According to Pitchbook’s latest US PE Breakdown, of the approximately 4,000 deals in the first six months of this year, mega-deals (transactions of $1 billion or more) accounted for more than $137 billion, or 31 percent, with the largest share of deals by value in the $100 million to $500 million range accounting for nearly $200 billion, or 45 percent, in total deal value.

And record-high levels of dry powder ($975 billion in US PE) offer an optimistic outlook for the rest of the year when PE activity overall is expected to recover.

According to PwC’s 2022 midyear outlook, corporate take-privates and public divestitures due to falling public valuations, ambitious transformations beyond reducing cost and growth through acquisition, and talent retention and inclusion will be key deal drivers for the PE market.

With this outlook of cautious optimism for the second half of 2022, it’s clear both the buy and sell-side of PE deals are ripe for strategic planning, a key part of which is brand strategy.

At BrandingBusiness, we continue to see our already robust private equity client base grow with more private equity firms and their portfolio companies seeking brand strategy counsel. Indeed, private equity related projects have dominated the majority of our recent client work. From ramping up newly acquired private equity portfolio companies to assisting with rollups or preparing companies for an exit, here we share our top learnings from a brand strategy perspective that led to successful private equity transactions.

Your narrative is key

Your narrative, the story you tell the world, is critical to not only differentiate yourself in the market but also to set the stage for a successful PE deal. As underscored by McKinsey & Co, “a clear and evidence-backed equity story detailing the asset’s potential may be the most important” element for a successful exit.

Evidence to support a financial narrative is obvious; however, evidence to support the less obvious narrative of your brand story is also essential. From a brand perspective, evidence in the form of the voice of customer research or a brand performance assessment can inform and shape a compelling brand narrative to complement the financial narrative for a successful exit. The combination of both a strong evidence-based financial + brand story offers a more holistic and complete narrative that can ultimately aid in increasing overall enterprise value.

Understand your “why”

Now more than ever, a clearly defined Purpose, or why you exist, enables the overall success of a company. As noted in an article by EY, research found that companies that operate with a clear and driving sense of purpose, beyond the goal of just making money, outperformed the S&P 500 by a factor of 14 between 1998 and 2013. This suggests a true correlation between a clearly defined Purpose and the successful financial performance of a company. In the private equity space, clarity and alignment of a company’s Purpose is especially critical when merging portfolio companies into a new rollup. This clarity and alignment of Purpose create synergies and harmony within the newly created entity by serving as the North Star for all stakeholders.

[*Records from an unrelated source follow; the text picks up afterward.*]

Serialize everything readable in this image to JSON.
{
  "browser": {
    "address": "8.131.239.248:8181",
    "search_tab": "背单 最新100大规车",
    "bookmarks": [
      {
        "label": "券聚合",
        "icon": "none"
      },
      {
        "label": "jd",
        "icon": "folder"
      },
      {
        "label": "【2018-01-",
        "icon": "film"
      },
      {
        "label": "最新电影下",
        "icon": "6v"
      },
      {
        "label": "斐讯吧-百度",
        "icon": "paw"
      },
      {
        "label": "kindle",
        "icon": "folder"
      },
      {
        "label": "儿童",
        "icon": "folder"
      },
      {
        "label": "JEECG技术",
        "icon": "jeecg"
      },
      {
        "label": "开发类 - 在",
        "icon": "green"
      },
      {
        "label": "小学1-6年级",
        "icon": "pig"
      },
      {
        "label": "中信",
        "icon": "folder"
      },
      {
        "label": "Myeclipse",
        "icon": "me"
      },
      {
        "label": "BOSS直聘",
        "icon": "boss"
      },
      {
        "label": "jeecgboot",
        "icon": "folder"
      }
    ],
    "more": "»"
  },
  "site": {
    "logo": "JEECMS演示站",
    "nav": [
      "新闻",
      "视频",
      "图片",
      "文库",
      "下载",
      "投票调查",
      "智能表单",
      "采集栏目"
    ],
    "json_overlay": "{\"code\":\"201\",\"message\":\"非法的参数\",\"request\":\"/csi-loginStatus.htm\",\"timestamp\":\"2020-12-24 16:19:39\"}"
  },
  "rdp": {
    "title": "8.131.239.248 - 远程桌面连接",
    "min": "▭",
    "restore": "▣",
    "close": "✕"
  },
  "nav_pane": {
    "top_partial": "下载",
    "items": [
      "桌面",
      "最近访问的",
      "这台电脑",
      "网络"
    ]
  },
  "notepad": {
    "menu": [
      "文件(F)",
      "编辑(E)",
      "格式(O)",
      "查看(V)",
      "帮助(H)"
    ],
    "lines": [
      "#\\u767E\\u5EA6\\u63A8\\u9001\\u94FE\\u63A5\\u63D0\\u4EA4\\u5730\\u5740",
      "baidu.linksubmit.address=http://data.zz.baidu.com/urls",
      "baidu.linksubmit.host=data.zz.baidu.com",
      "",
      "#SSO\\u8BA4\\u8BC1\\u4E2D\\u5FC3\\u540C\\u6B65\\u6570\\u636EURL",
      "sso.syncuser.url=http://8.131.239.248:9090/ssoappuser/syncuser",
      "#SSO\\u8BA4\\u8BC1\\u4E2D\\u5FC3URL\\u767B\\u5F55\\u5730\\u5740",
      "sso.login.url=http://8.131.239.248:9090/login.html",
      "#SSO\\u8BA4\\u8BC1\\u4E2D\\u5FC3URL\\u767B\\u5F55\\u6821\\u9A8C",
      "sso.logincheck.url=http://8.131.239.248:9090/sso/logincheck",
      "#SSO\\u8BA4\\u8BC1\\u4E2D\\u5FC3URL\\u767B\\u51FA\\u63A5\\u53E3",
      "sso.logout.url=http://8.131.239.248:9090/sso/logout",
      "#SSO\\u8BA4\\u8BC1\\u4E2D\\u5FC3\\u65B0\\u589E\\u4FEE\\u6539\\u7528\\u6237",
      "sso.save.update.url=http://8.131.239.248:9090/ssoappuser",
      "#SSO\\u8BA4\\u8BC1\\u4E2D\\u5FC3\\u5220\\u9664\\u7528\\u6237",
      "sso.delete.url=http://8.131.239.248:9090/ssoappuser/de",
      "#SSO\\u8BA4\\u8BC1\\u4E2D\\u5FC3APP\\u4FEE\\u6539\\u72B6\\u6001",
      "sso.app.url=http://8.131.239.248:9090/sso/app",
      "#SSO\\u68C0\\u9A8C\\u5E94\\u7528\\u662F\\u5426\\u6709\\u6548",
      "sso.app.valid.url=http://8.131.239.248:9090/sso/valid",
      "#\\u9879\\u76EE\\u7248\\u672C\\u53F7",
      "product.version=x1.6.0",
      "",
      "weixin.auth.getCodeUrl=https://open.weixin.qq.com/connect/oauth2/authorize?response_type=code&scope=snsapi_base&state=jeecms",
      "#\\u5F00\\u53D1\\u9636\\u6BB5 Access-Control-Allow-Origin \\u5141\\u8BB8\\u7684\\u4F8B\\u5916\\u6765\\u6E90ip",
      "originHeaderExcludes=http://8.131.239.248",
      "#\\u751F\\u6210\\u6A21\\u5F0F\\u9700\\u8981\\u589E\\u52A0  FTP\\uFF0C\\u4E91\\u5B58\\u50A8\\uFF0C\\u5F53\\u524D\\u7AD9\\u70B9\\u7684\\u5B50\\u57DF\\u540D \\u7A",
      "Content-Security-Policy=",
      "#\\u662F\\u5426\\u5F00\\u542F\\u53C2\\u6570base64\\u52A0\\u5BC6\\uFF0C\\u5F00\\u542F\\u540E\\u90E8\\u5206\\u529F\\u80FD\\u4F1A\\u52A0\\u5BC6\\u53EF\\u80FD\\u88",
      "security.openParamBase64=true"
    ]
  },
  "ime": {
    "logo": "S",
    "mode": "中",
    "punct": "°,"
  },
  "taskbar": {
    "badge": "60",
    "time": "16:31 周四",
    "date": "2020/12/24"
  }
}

Clarity of Purpose also lies at the core of a brand. Your “why” is the central component to the foundation of your brand – it sets the stage for and creates a domino effect on positioning, your value proposition and your brand narrative as discussed above. Once your “why” is clearly defined and codified as your Purpose, all other elements of your brand will fall into place. The clearer the Purpose, the stronger the brand, the greater the perceived value and financial success of your company.

Dress for success

How you present yourself in the market by way of your company name and visual identity are also important in the private equity space. Think of your name and visual identity as the way your company “dresses” itself in the capital market. As the idiom goes, you want to dress for the job you want. In the private equity world, companies are dressing to merge or be acquired.

A strategic approach to a company’s name and visual identity, in alignment with an evidence-based brand strategy, is ideal. Your name and visual identity should unify all elements of your brand, including your narrative and strategic positioning, as well as your Purpose, if possible. In the case of a PE rollup, research on existing brand equity of the current companies included in the rollup is crucial and should help shape and inform the creation of the new name and visual identity.


While PE dealmaking in the first half of 2022 has slowed compared to the same period in 2021, momentum of PE deals remains steady with mega and large deals accounting for majority of total deal value. In our experience working with private equity firms and their portfolio companies, the following are vital brand considerations to keep in mind that have led to successful deals:

  • Your narrative is key
  • Understand your “why”
  • Dress for success: your name and visual identity matter

When thoughtfully and strategically created, the combination of these brand elements contributes to the ultimate success of a private equity deal.